Atena e Minerva. Tra Iconografia e LetteraturaCome da tradizione, anche per l’estate 2020 il Museo delle Religioni promuoverà due incontri di studi internazionali che si terranno ai Castelli Romani tra i mesi di giugno e luglio.

Qui potete trovare la call for papers del convegno internazionale “Atena e Minerva. Tra Iconografia e Letteratura” (Velletri, 3-6 giugno 2020). Una sessione del convegno sarà dedicata alla Pallade Veliterna, statua rinvenuta a Velletri nel 1797 e conservata oggi a Parigi, al Museo del Louvre. Vi sarò grato se potrete diffondere la call tra gli studiosi che ritenete possano essere interessati.

Nel mese di luglio, invece, si terrà a Nemi il primo seminario internazionale dedicato all’editio maior del Ramo D’Oro di James Frazer. L’attenzione sarà posta sul primo volume dell’editio maiorThe Magic Art and the Evolution of Kings. La call del seminario verrà ufficializzata a gennaio 2020.

a presto

Call for papers “Atena e Minerva. Tra Iconografia e Letteratura” (Velletri, 3-6 giugno 2020):

 

Museo delle Religioni “Raffaele Pettazzoni”

 

Atena e Minerva

tra Iconografia e Letteratura

3-6 giugno 2020

Velletri (Roma)

Call for Papers

 

 

Due sono le finalità del presente convegno:

1) L’analisi della documentazione antica, letteraria come iconografica, delle tradizioni mitiche e di tutti quei racconti aventi per protagoniste le dee Atena e Minerva. Sarà parimenti oggetto d’analisi come questi racconti vengano poi rielaborati nell’arte e nella letteratura delle epoche seguenti, dal medioevo all’età contemporanea.

2) Le motivazioni per le quali le due divinità sono state identificate nell’Antichità. Quali sono le caratteristiche che hanno indotto a questa identificazione? Come questa si presenta nella documentazione? Quali le differenze tra le due dee? Quali invece i tratti peculiari?

Nell’insieme, il convegno intende porsi come un’occasione di confronto interdisciplinare che favorisca il dialogo tra i diversi approcci di analisi alla documentazione e le relative discipline: antropologia, archeologia, filologia classica, storia, storia dell’arte, storia della letteratura, storia delle religioni.

Una specifica sezione del convegno sarà dedicata all’analisi storico-artistica e alla storia della Pallade Veliterna, statua rinvenuta a Velletri nel 1797 e conservata oggi a Parigi, al Museo del Louvre.

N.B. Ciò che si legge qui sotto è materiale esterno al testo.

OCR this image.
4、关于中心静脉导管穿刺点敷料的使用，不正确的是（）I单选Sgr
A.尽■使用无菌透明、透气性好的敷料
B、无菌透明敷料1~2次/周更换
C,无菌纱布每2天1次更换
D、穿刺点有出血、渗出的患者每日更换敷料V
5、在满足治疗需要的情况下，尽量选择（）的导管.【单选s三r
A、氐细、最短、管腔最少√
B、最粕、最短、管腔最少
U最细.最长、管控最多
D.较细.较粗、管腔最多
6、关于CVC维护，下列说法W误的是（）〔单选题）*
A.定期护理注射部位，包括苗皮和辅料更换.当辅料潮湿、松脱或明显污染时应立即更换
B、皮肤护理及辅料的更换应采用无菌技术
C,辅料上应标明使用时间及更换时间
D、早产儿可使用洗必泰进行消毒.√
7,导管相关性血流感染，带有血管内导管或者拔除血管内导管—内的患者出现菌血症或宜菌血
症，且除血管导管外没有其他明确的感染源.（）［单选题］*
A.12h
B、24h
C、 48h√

Comitato Scientifico: Igor Baglioni (Museo delle Religioni “Raffaele Pettazzoni”), Giuseppe Capriotti (Università degli Studi di Macerata), Massimiliano Di Fazio (Università degli Studi di Pavia), Rachele Dubbini (Università degli Studi di Ferrara), Andrea Ercolani (Istituto di Studi Sul Mediterraneo - Napoli), Andrzej Gillmeister (University of Zielona Góra), Valeria Merola (Università degli Studi dell’Aquila), Marco Nocca (Accademia di Belle Arti di Roma), Francesco Ursini (Sapienza Università di Roma).

Segreteria organizzativa: Igor Baglioni (Museo delle Religioni “Raffaele Pettazzoni”).

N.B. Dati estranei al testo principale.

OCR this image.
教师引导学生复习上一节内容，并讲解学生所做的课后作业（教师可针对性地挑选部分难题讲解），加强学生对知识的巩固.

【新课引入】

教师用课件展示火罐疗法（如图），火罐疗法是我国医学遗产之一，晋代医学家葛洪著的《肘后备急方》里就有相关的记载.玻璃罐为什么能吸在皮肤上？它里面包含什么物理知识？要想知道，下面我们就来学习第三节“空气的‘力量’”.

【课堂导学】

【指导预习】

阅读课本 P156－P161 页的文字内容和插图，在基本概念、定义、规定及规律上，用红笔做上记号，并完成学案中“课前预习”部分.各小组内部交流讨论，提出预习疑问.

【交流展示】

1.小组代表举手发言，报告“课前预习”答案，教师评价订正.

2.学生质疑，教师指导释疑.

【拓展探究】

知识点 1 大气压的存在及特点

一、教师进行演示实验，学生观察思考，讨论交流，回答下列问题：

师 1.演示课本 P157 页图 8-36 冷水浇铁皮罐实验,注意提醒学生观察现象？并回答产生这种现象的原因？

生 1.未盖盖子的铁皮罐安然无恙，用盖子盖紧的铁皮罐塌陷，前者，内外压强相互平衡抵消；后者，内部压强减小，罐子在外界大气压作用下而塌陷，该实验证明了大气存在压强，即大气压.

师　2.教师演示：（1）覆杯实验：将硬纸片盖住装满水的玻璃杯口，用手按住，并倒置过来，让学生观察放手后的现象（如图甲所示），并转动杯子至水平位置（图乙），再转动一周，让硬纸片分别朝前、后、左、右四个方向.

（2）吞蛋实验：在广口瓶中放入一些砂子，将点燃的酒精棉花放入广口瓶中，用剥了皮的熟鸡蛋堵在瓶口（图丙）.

Gli studiosi interessati a presentare un contributo possono inviare un abstract di non più di una pagina (max 2.000 battute) al dott. Igor Baglioni ([email protected]) entro e non oltre il giorno 1 aprile 2020.

All’abstract dovranno essere allegati: il titolo del paper; l’area prescelta; una breve nota biografica degli autori; un recapito di posta elettronica; un recapito telefonico.

Le relazioni potranno essere presentate nelle seguenti lingue: francese, inglese, italiano, spagnolo.

L’accettazione dei papers sarà comunicata (via posta elettronica) alle persone interessate entro il 10 aprile 2020.

Entro il 20 maggio 2020 dovrà essere consegnato (sempre in via posta elettronica) il paper corredato da note e bibliografia. La consegna del paper è vincolante per la partecipazione al convegno.

Date da ricordare:

Chiusura call for papers: 1 aprile 2020.

Notifica accettazione paper: 10 aprile 2020.

Consegna paper: 20 maggio 2020.

Convegno: 3-6 giugno 2020.

 

La partecipazione al convegno è gratuita. I relatori residenti fuori la provincia di Roma saranno ospitati nelle strutture convenzionate al Museo delle Religioni “Raffaele Pettazzoni”, usufruendo di una riduzione sul normale prezzo di listino.

È prevista la pubblicazione degli Atti su Religio. Collana di Studi del Museo delle Religioni “Raffaele Pettazzoni” (Edizioni Quasar) e su riviste scientifiche specializzate. Le relazioni da pubblicare saranno oggetto di un peer review finale.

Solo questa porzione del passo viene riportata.